Todo queda entre lectores

Todo queda entre lectores

Una vez facturada la maleta, aún tenía casi dos horas hasta que su avión despegara, así que fue al baño y nada más entrar lo vio: un libro.

Reposaba sobre la encimera del lavabo. Lo miró de reojo mientras se frotaba con jabón, cerró el grifo sin dejar de mirarlo y antes de terminar de secarse las manos ya lo tenía decidido.

Lo cogió sin mirar alrededor para no parecer sospechosa. La naturalidad hace que casi cualquier acción resulte creíble, aunque por dentro los nervios hagan de las suyas. Dentro del bolso notaba el peso del libro, lo apretó contra la axila y con paso firme salió del baño.

En la pantalla de información de vuelos comprobó que se había confundido de terminal. Taconeó por largos pasillos, suelos deslizantes y escaleras mecánicas. Al llegar a la puerta de embarque buscó un asiento. Dudó si sacar o no el libro, pero al estar en otra terminal no había peligro de ser descubierta. En la portada un niño paseaba debajo de un frondoso árbol. Volvió a leer el título: “Las pequeñas memorias” de José Saramago. Le gustó la humildad del título y reconoció su acción como “pequeña apropiación de la propiedad ajena”, que pronto le pareció más bien un acto de caridad hacia aquel libro huérfano. Lo giró para leer la contraportada y aún le pareció que le estaba esperando.
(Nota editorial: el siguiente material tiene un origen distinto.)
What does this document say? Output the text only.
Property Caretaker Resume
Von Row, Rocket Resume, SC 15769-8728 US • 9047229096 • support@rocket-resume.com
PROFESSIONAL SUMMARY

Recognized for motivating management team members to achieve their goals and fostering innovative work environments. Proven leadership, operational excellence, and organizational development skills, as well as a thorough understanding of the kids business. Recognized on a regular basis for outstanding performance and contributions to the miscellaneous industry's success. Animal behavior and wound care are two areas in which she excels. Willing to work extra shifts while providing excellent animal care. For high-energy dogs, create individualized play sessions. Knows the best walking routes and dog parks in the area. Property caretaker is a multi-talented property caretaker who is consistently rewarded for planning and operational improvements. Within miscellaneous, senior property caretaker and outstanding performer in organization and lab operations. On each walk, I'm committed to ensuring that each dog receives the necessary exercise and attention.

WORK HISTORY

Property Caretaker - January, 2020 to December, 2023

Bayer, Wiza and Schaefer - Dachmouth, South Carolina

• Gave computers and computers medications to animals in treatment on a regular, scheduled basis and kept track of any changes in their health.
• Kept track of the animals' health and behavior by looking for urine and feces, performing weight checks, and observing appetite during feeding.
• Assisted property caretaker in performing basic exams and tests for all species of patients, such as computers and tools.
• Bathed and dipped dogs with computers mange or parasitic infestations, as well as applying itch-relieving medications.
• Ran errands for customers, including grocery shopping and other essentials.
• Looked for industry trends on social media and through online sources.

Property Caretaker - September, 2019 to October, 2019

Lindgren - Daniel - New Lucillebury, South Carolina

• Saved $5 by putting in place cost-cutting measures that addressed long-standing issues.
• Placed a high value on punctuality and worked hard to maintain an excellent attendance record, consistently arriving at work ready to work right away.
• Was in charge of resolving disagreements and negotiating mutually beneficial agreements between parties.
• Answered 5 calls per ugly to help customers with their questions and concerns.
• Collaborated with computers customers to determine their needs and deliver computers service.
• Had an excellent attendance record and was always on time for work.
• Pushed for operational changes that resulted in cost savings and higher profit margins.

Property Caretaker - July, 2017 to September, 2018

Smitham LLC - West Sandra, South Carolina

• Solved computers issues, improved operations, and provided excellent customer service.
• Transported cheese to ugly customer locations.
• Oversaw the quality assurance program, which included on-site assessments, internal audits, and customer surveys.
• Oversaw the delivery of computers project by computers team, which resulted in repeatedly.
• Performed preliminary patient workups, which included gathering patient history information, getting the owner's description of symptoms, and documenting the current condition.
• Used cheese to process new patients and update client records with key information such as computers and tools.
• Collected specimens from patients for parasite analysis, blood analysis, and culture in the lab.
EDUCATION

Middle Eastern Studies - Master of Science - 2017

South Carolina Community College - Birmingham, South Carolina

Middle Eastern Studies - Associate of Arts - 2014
El libro estaba marcado con la parte del interior de la portada. Hubiera preferido que su expropietaria (tenía que ser una mujer si se lo había dejado en el servicio de señoras) hubiera utilizado un marcapáginas, porque el libro había quedado algo deformado, aunque lo cierto es que tampoco parecía nuevo. Su lectora se había detenido antes de la mitad. Retiró la marca y lo cerró, en un intento de borrar la huella de su predecesora.

Pero al comenzar a leerlo comprobó que estaba subrayado a lápiz y mientras avanzaba en sus páginas, por lo destacado dedujo que su anterior dueña estaría aproximándose a una edad madura (ya que había resaltado varias ideas relacionadas con el respeto a los mayores) y que probablemente se dedicaba a la enseñanza. Esto último lo intuyó al ver una anotación al margen en perfecta caligrafía; “el sismógrafo del alma”, en aquella página que había quedado marcada.

Durante el vuelo no pudo parar de leer, ni siquiera cuando la voz del piloto anunció turbulencias. El avión aterrizó justo a tiempo de terminar la última página. Lo cerró y al acariciar el lomo del libro comprobó aquella separación entre las hojas, aquel vicio como de horma de zapato viejo.

Nada más salir del avión buscó un baño. Miró el libro por última vez. Un escalofrío acompañó la despedida. Se alejó del aeropuerto con paso ligero.